Dutch-Turkish want more protection from Erdogan loyalists
A large part of the Dutch-Turkish community (43 percent) wants the Dutch government to protect them better against unwanted interference and intimidation from Turkey, according to a study by the Clingindeal Institute among 1,000 Dutch-Turkish people in the runup to the Turkish parliamentary and presidential elections next month.
Since President Recep Tayyip Erdogan’s party, the AKP, came to power in 2002, the Turkish state has been increasingly active in Turkish communities in Europe, according to the newspaper AD. Their votes are important to the AKP. Almost half the Dutch-Turkish people in the Netherlands will vote in the elections on May 14. In the previous election, 63 percent voted - a higher turnout than in Turkey itself.
“A quarter of Dutch people of Turkish origin even feel unsafe because of the Turkish influence in the Netherlands. Erdogan’s policies have certainly become more autocratic after the coup attempt in 2016. Particularly supporters of the Gulen movement, named after Fethullah Gulen, get intimidated,” lead researcher Christopher Houtkamp told AD. “Even in our country.”

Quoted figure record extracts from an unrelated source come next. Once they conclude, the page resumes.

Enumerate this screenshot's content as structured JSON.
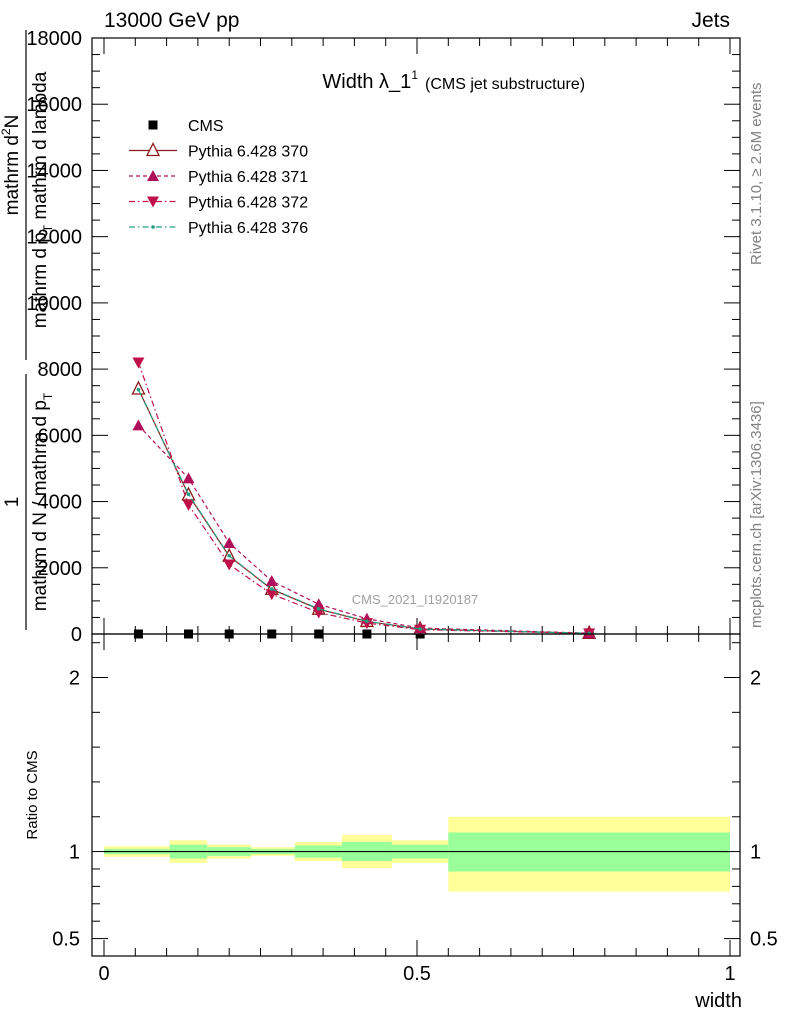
{
  "header": {
    "left": "13000 GeV pp",
    "right": "Jets"
  },
  "side": {
    "rivet": "Rivet 3.1.10, ≥ 2.6M events",
    "mcplots": "mcplots.cern.ch [arXiv:1306.3436]"
  },
  "watermark": "CMS_2021_I1920187",
  "colors": {
    "cms": "#000000",
    "p370": "#8b1a1a",
    "p371": "#b0105a",
    "p372": "#c0104a",
    "p376": "#20a080",
    "band_inner": "#99ff99",
    "band_outer": "#ffff99"
  },
  "chart_data": [
    {
      "type": "line",
      "title": "Width λ_1",
      "title_sup": "1",
      "subtitle": "(CMS jet substructure)",
      "ylabel_lines": [
        "1",
        "mathrm d N / mathrm d p_T",
        "mathrm d^2N",
        "mathrm d p_T mathrm d lambda"
      ],
      "ylabel_split": {
        "one": "1",
        "den": "mathrm d N / mathrm d p",
        "den_sub": "T",
        "num": "mathrm d",
        "num_sup": "2",
        "num2": "N",
        "den2": "mathrm d p",
        "den2_sub": "T",
        "den2_tail": " mathrm d lambda"
      },
      "xlim": [
        0,
        1
      ],
      "ylim": [
        0,
        18000
      ],
      "yticks": [
        0,
        2000,
        4000,
        6000,
        8000,
        10000,
        12000,
        14000,
        16000,
        18000
      ],
      "ytick_labels": [
        "0",
        "2000",
        "4000",
        "6000",
        "8000",
        "10000",
        "12000",
        "14000",
        "16000",
        "18000"
      ],
      "legend_position": "top-left",
      "series": [
        {
          "name": "CMS",
          "marker": "square",
          "x": [
            0.055,
            0.135,
            0.2,
            0.268,
            0.343,
            0.42,
            0.505,
            0.775
          ],
          "y": [
            0,
            0,
            0,
            0,
            0,
            0,
            0,
            0
          ]
        },
        {
          "name": "Pythia 6.428 370",
          "marker": "triangle-up-open",
          "line": "solid",
          "x": [
            0.055,
            0.135,
            0.2,
            0.268,
            0.343,
            0.42,
            0.505,
            0.775
          ],
          "y": [
            7400,
            4200,
            2350,
            1350,
            750,
            380,
            150,
            20
          ]
        },
        {
          "name": "Pythia 6.428 371",
          "marker": "triangle-up",
          "line": "dashed",
          "x": [
            0.055,
            0.135,
            0.2,
            0.268,
            0.343,
            0.42,
            0.505,
            0.775
          ],
          "y": [
            6300,
            4700,
            2750,
            1600,
            900,
            460,
            180,
            25
          ]
        },
        {
          "name": "Pythia 6.428 372",
          "marker": "triangle-down",
          "line": "dashdot",
          "x": [
            0.055,
            0.135,
            0.2,
            0.268,
            0.343,
            0.42,
            0.505,
            0.775
          ],
          "y": [
            8200,
            3900,
            2100,
            1200,
            650,
            330,
            130,
            18
          ]
        },
        {
          "name": "Pythia 6.428 376",
          "marker": "dot",
          "line": "dashdot",
          "x": [
            0.055,
            0.135,
            0.2,
            0.268,
            0.343,
            0.42,
            0.505,
            0.775
          ],
          "y": [
            7380,
            4220,
            2360,
            1360,
            760,
            385,
            152,
            20
          ]
        }
      ]
    },
    {
      "type": "area",
      "ylabel": "Ratio to CMS",
      "xlabel": "width",
      "xlim": [
        0,
        1
      ],
      "ylim": [
        0.4,
        2.25
      ],
      "xticks": [
        0,
        0.5,
        1
      ],
      "xtick_labels": [
        "0",
        "0.5",
        "1"
      ],
      "yticks": [
        0.5,
        1,
        2
      ],
      "ytick_labels": [
        "0.5",
        "1",
        "2"
      ],
      "bins": [
        {
          "lo": 0.0,
          "hi": 0.105,
          "inner": [
            0.985,
            1.015
          ],
          "outer": [
            0.97,
            1.03
          ]
        },
        {
          "lo": 0.105,
          "hi": 0.165,
          "inner": [
            0.96,
            1.04
          ],
          "outer": [
            0.935,
            1.065
          ]
        },
        {
          "lo": 0.165,
          "hi": 0.235,
          "inner": [
            0.975,
            1.025
          ],
          "outer": [
            0.96,
            1.04
          ]
        },
        {
          "lo": 0.235,
          "hi": 0.305,
          "inner": [
            0.985,
            1.015
          ],
          "outer": [
            0.975,
            1.025
          ]
        },
        {
          "lo": 0.305,
          "hi": 0.38,
          "inner": [
            0.965,
            1.035
          ],
          "outer": [
            0.945,
            1.055
          ]
        },
        {
          "lo": 0.38,
          "hi": 0.46,
          "inner": [
            0.945,
            1.055
          ],
          "outer": [
            0.905,
            1.095
          ]
        },
        {
          "lo": 0.46,
          "hi": 0.55,
          "inner": [
            0.96,
            1.04
          ],
          "outer": [
            0.935,
            1.065
          ]
        },
        {
          "lo": 0.55,
          "hi": 1.0,
          "inner": [
            0.885,
            1.11
          ],
          "outer": [
            0.77,
            1.2
          ]
        }
      ]
    }
  ]
}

The institute did not ask respondents how they feel intimidated, Houtkamp said. “No, we do not know whether there are concrete threats. But it says a lot that a large part of the respondents indicate that the Dutch government should put more effort into measures to limit the influence of the Turkish state on their community,” he said.
“By no means everyone feels represented by the traditional Turkish-Dutch organizations that are often the discussion partner of the government,” Houtkamp said. “That is why it would be good if different groups were approached with the question of to what extent the Dutch government should intervene to curb the harmful side effects of the highly politicized Turkish diaspora policy.”